Cannington served as one of the panelists talking about collaboration between VARs and ISVs and how such partnerships can pay off for both parties. The panel discussion was offered at the VSR Business Optimization Summit in Philadelphia this week.
"We are educating our sales force on the various types of our hardware our software gets deployed on," says Cannington, who previously worked at companies such as J.D. Edwards. "I’ve long avoided being in the hardware business, but I want to actively partner in it."
And that partnership is likely to help the VAR as well, he points out, saying that his biggest customer just bought 5,000 handheld hardware devices.
That’s a message that has resonated with Jeff Weidler, president of WineWare Software Corp. as well. Weidler’s company provides software for the tasting rooms of vineyards so that they can sell and ship wine to visitors’ homes. But without a hardware component, the solution was incomplete.
"Our missing solution was POS," he says, and his company partners with pcAmerica to provide that element. David Gosman, CEO of pcAmerica also sat on the panel, and says that customers are more likely to go with companies who partner because they don’t want to shop around to several places to find hardware and software that works together.
As always, when partnering with a software vendor, solution providers are likely to be cognizant of the potential for channel conflict. Cannington freely admits that his company has both direct sales and channel sales. Bigger customers like to buy direct from the company and integrate solutions themselves while mid-market customers prefer the kind of one-stop-shopping that solution providers can offer.

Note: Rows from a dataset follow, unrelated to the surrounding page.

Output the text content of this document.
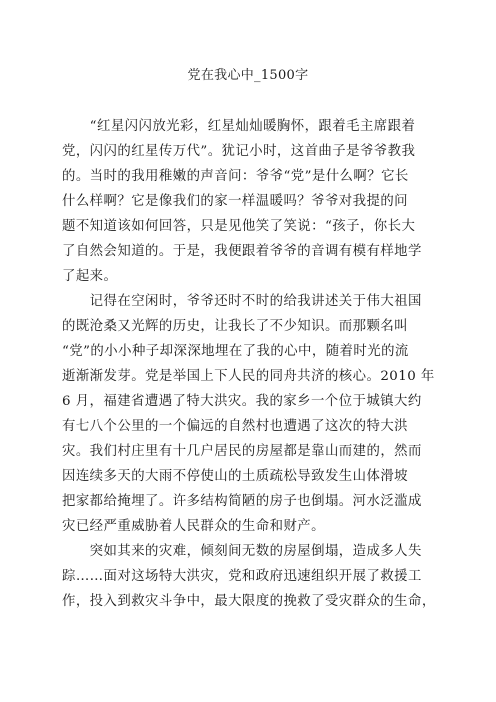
党在我心中_1500字
　　“红星闪闪放光彩，红星灿灿暖胸怀，跟着毛主席跟着
党，闪闪的红星传万代”。犹记小时，这首曲子是爷爷教我
的。当时的我用稚嫩的声音问：爷爷“党”是什么啊？它长
什么样啊？它是像我们的家一样温暖吗？爷爷对我提的问
题不知道该如何回答，只是见他笑了笑说：“孩子，你长大
了自然会知道的。于是，我便跟着爷爷的音调有模有样地学
了起来。
　　记得在空闲时，爷爷还时不时的给我讲述关于伟大祖国
的既沧桑又光辉的历史，让我长了不少知识。而那颗名叫
“党”的小小种子却深深地埋在了我的心中，随着时光的流
逝渐渐发芽。党是举国上下人民的同舟共济的核心。2010 年
6 月，福建省遭遇了特大洪灾。我的家乡一个位于城镇大约
有七八个公里的一个偏远的自然村也遭遇了这次的特大洪
灾。我们村庄里有十几户居民的房屋都是靠山而建的，然而
因连续多天的大雨不停使山的土质疏松导致发生山体滑坡
把家都给掩埋了。许多结构简陋的房子也倒塌。河水泛滥成
灾已经严重威胁着人民群众的生命和财产。
　　突如其来的灾难，倾刻间无数的房屋倒塌，造成多人失
踪……面对这场特大洪灾，党和政府迅速组织开展了救援工
作，投入到救灾斗争中，最大限度的挽救了受灾群众的生命，
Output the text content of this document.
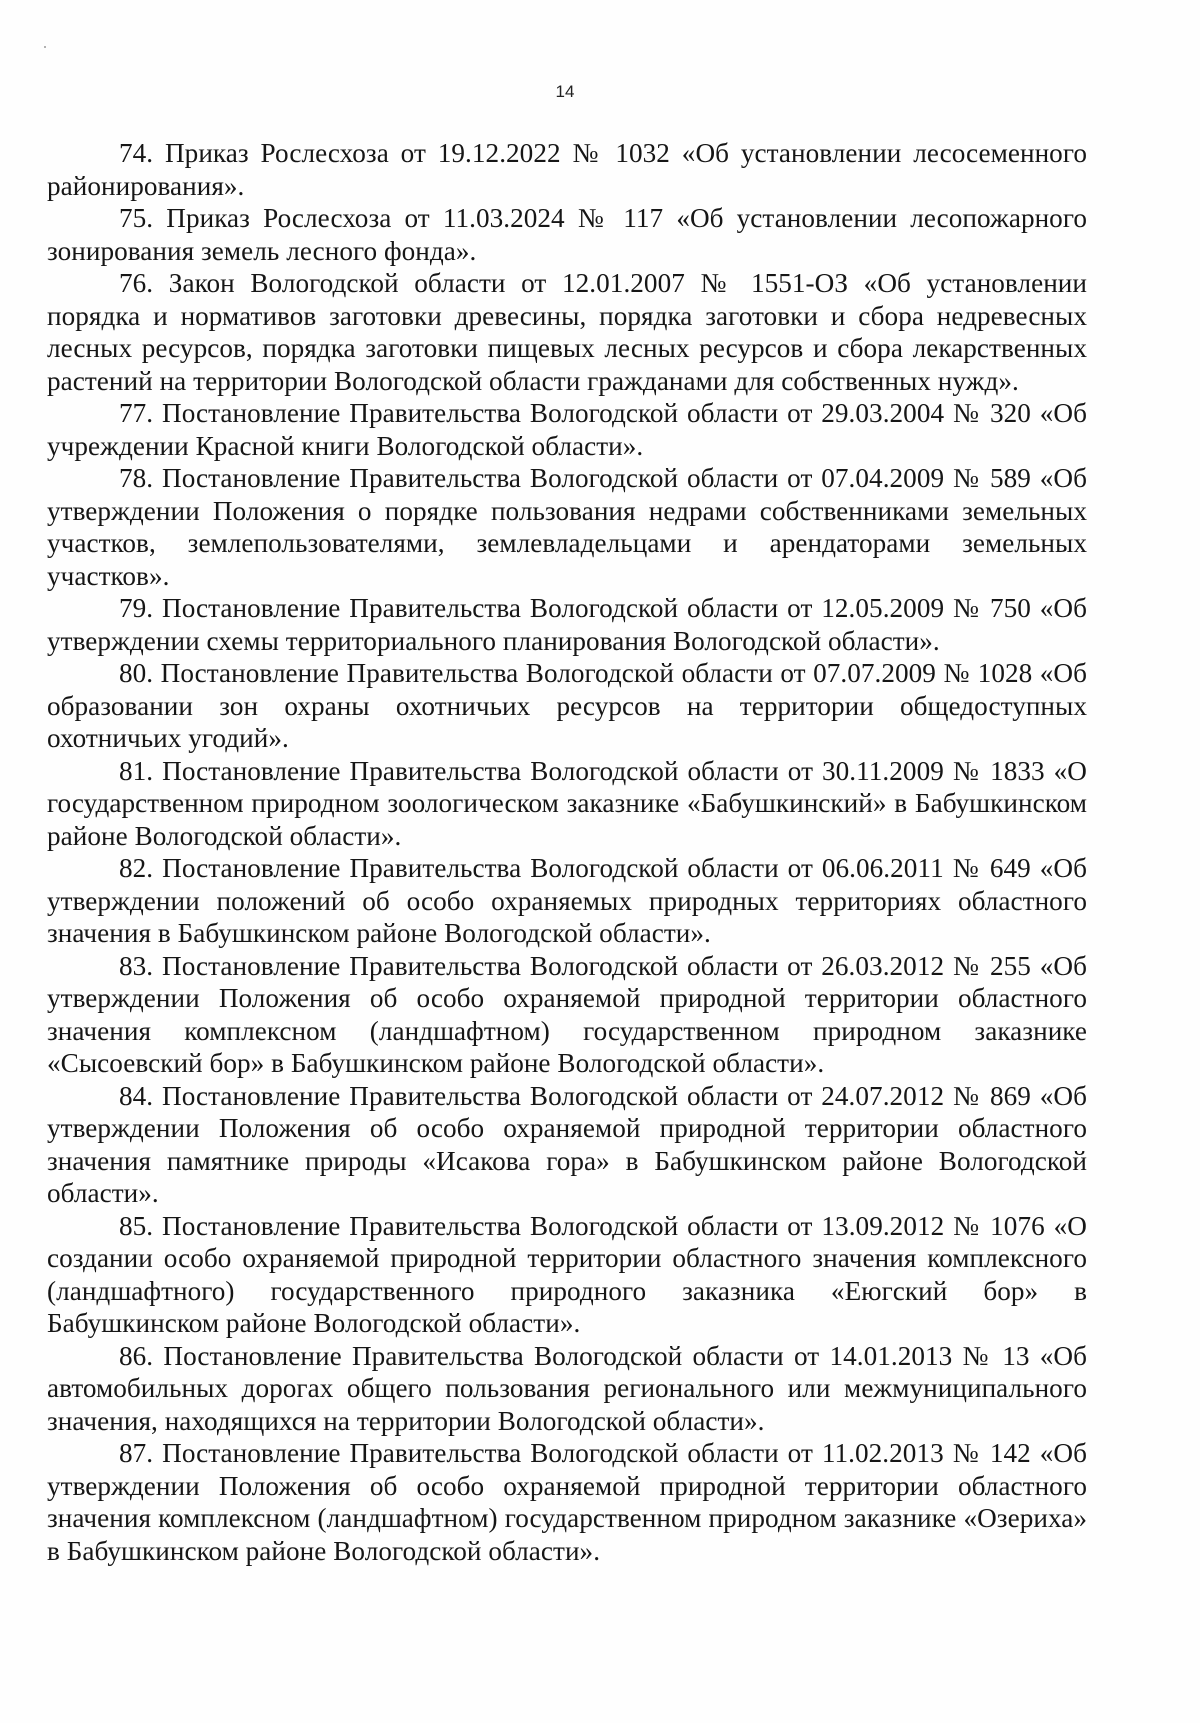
14

74. Приказ Рослесхоза от 19.12.2022 № 1032 «Об установлении лесосеменного районирования».

75. Приказ Рослесхоза от 11.03.2024 № 117 «Об установлении лесопожарного зонирования земель лесного фонда».

76. Закон Вологодской области от 12.01.2007 № 1551-ОЗ «Об установлении порядка и нормативов заготовки древесины, порядка заготовки и сбора недревесных лесных ресурсов, порядка заготовки пищевых лесных ресурсов и сбора лекарственных растений на территории Вологодской области гражданами для собственных нужд».

77. Постановление Правительства Вологодской области от 29.03.2004 № 320 «Об учреждении Красной книги Вологодской области».

78. Постановление Правительства Вологодской области от 07.04.2009 № 589 «Об утверждении Положения о порядке пользования недрами собственниками земельных участков, землепользователями, землевладельцами и арендаторами земельных участков».

79. Постановление Правительства Вологодской области от 12.05.2009 № 750 «Об утверждении схемы территориального планирования Вологодской области».

80. Постановление Правительства Вологодской области от 07.07.2009 № 1028 «Об образовании зон охраны охотничьих ресурсов на территории общедоступных охотничьих угодий».

81. Постановление Правительства Вологодской области от 30.11.2009 № 1833 «О государственном природном зоологическом заказнике «Бабушкинский» в Бабушкинском районе Вологодской области».

82. Постановление Правительства Вологодской области от 06.06.2011 № 649 «Об утверждении положений об особо охраняемых природных территориях областного значения в Бабушкинском районе Вологодской области».

83. Постановление Правительства Вологодской области от 26.03.2012 № 255 «Об утверждении Положения об особо охраняемой природной территории областного значения комплексном (ландшафтном) государственном природном заказнике «Сысоевский бор» в Бабушкинском районе Вологодской области».

84. Постановление Правительства Вологодской области от 24.07.2012 № 869 «Об утверждении Положения об особо охраняемой природной территории областного значения памятнике природы «Исакова гора» в Бабушкинском районе Вологодской области».

85. Постановление Правительства Вологодской области от 13.09.2012 № 1076 «О создании особо охраняемой природной территории областного значения комплексного (ландшафтного) государственного природного заказника «Еюгский бор» в Бабушкинском районе Вологодской области».

86. Постановление Правительства Вологодской области от 14.01.2013 № 13 «Об автомобильных дорогах общего пользования регионального или межмуниципального значения, находящихся на территории Вологодской области».

87. Постановление Правительства Вологодской области от 11.02.2013 № 142 «Об утверждении Положения об особо охраняемой природной территории областного значения комплексном (ландшафтном) государственном природном заказнике «Озериха» в Бабушкинском районе Вологодской области».
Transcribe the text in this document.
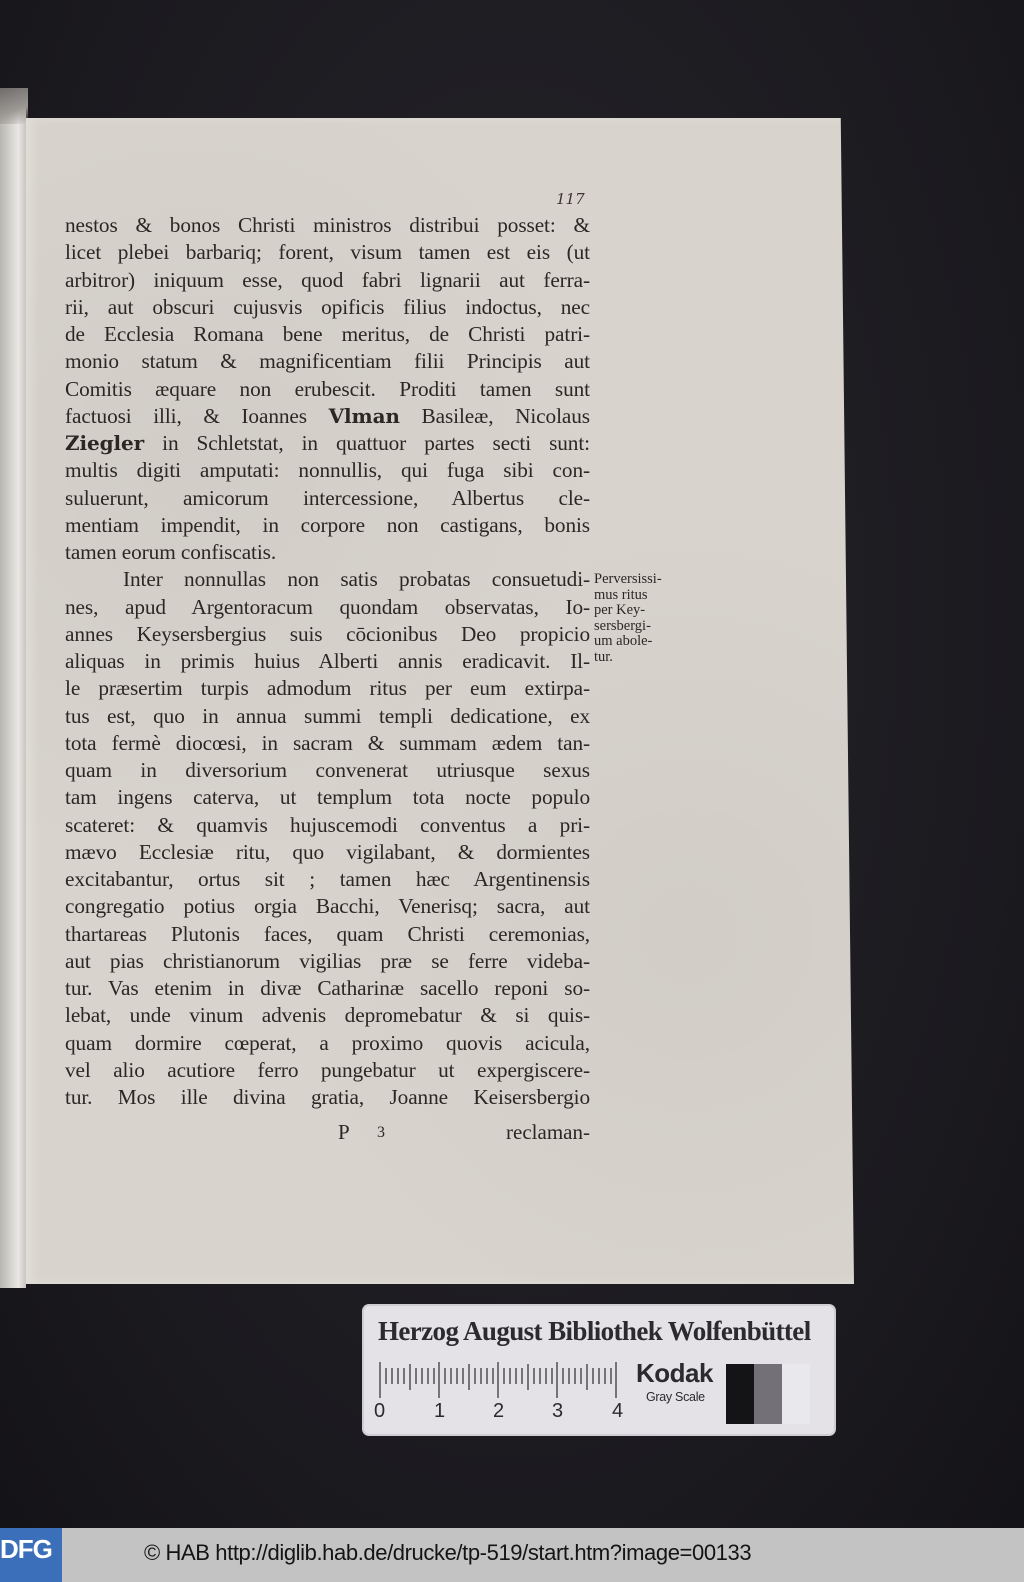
117
nestos & bonos Christi ministros distribui posset: &
licet plebei barbariq; forent, visum tamen est eis (ut
arbitror) iniquum esse, quod fabri lignarii aut ferra-
rii, aut obscuri cujusvis opificis filius indoctus, nec
de Ecclesia Romana bene meritus, de Christi patri-
monio statum & magnificentiam filii Principis aut
Comitis æquare non erubescit. Proditi tamen sunt
factuosi illi, & Ioannes Vlman Basileæ, Nicolaus
Ziegler in Schletstat, in quattuor partes secti sunt:
multis digiti amputati: nonnullis, qui fuga sibi con-
suluerunt, amicorum intercessione, Albertus cle-
mentiam impendit, in corpore non castigans, bonis
tamen eorum confiscatis.
Inter nonnullas non satis probatas consuetudi-
nes, apud Argentoracum quondam observatas, Io-
annes Keysersbergius suis cōcionibus Deo propicio
aliquas in primis huius Alberti annis eradicavit. Il-
le præsertim turpis admodum ritus per eum extirpa-
tus est, quo in annua summi templi dedicatione, ex
tota fermè diocœsi, in sacram & summam ædem tan-
quam in diversorium convenerat utriusque sexus
tam ingens caterva, ut templum tota nocte populo
scateret: & quamvis hujuscemodi conventus a pri-
mævo Ecclesiæ ritu, quo vigilabant, & dormientes
excitabantur, ortus sit ; tamen hæc Argentinensis
congregatio potius orgia Bacchi, Venerisq; sacra, aut
thartareas Plutonis faces, quam Christi ceremonias,
aut pias christianorum vigilias præ se ferre videba-
tur. Vas etenim in divæ Catharinæ sacello reponi so-
lebat, unde vinum advenis depromebatur & si quis-
quam dormire cœperat, a proximo quovis acicula,
vel alio acutiore ferro pungebatur ut expergiscere-
tur. Mos ille divina gratia, Joanne Keisersbergio
Perversissi-
mus ritus
per Key-
sersbergi-
um abole-
tur.
P 3	reclaman-
Herzog August Bibliothek Wolfenbüttel
0 1 2 3 4
Kodak
Gray Scale
DFG	© HAB http://diglib.hab.de/drucke/tp-519/start.htm?image=00133
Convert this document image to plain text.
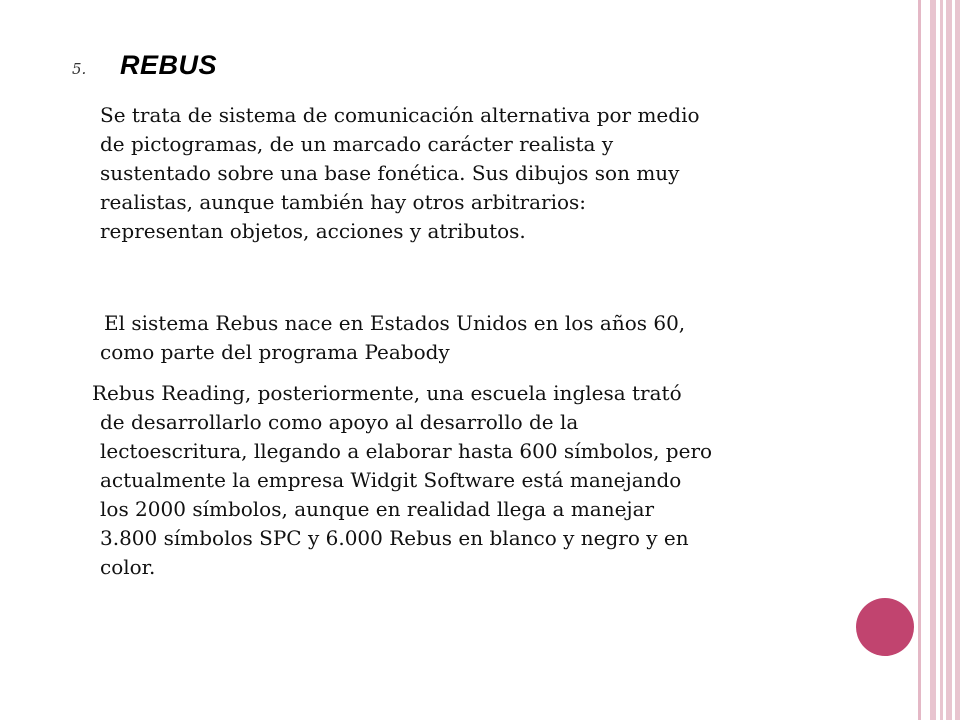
5. REBUS

Se trata de sistema de comunicación alternativa por medio
de pictogramas, de un marcado carácter realista y
sustentado sobre una base fonética. Sus dibujos son muy
realistas, aunque también hay otros arbitrarios:
representan objetos, acciones y atributos.

El sistema Rebus nace en Estados Unidos en los años 60,
como parte del programa Peabody

Rebus Reading, posteriormente, una escuela inglesa trató
de desarrollarlo como apoyo al desarrollo de la
lectoescritura, llegando a elaborar hasta 600 símbolos, pero
actualmente la empresa Widgit Software está manejando
los 2000 símbolos, aunque en realidad llega a manejar
3.800 símbolos SPC y 6.000 Rebus en blanco y negro y en
color.
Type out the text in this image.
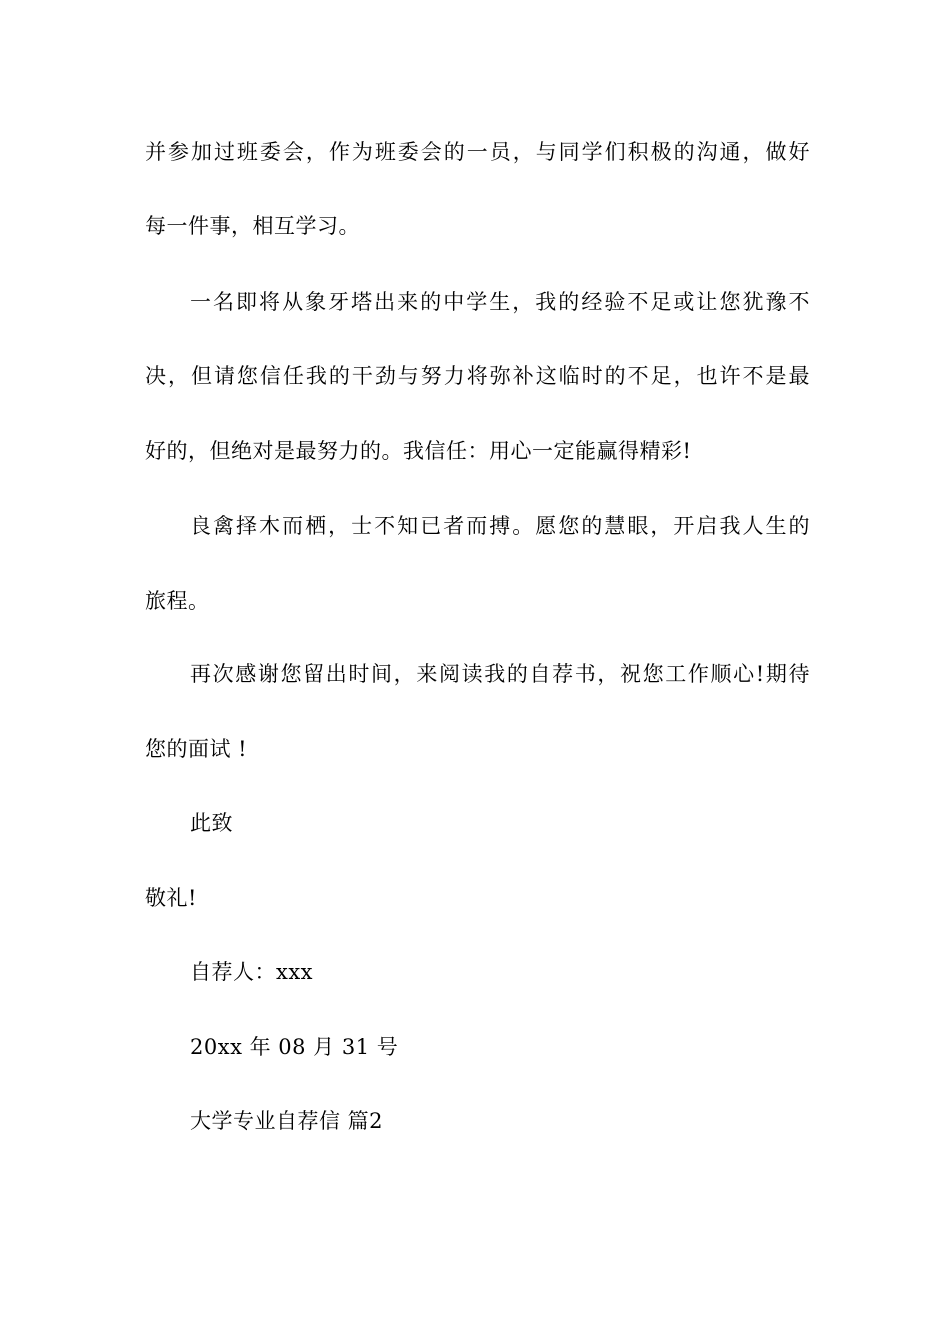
并参加过班委会，作为班委会的一员，与同学们积极的沟通，做好
每一件事，相互学习。
一名即将从象牙塔出来的中学生，我的经验不足或让您犹豫不
决，但请您信任我的干劲与努力将弥补这临时的不足，也许不是最
好的，但绝对是最努力的。我信任：用心一定能赢得精彩!
良禽择木而栖，士不知已者而搏。愿您的慧眼，开启我人生的
旅程。
再次感谢您留出时间，来阅读我的自荐书，祝您工作顺心!期待
您的面试 !
此致
敬礼!
自荐人：xxx
20xx 年 08 月 31 号
大学专业自荐信 篇2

Cannington recommends that solution providers ask ISVs how they pay their own sales reps and how they pay their partners and how they go to market.
"There will be strategic partners," he says, noting that some companies just make better partners for each other in the long term, while other deals may be one-off deals.
How can VARs find the right ISVs as potential partners? Mark Brown, vice president of marketing at Lowry Computer Products, a solution provider, says that he relies on distributor BlueStar to act as a matchmaker.
Cannington recommends VARs decide what business they want to be in and then ask customers who they are working with. Another strategy is to do a Google search, he says, because the most savvy ISVs will make sure they have good Google listings.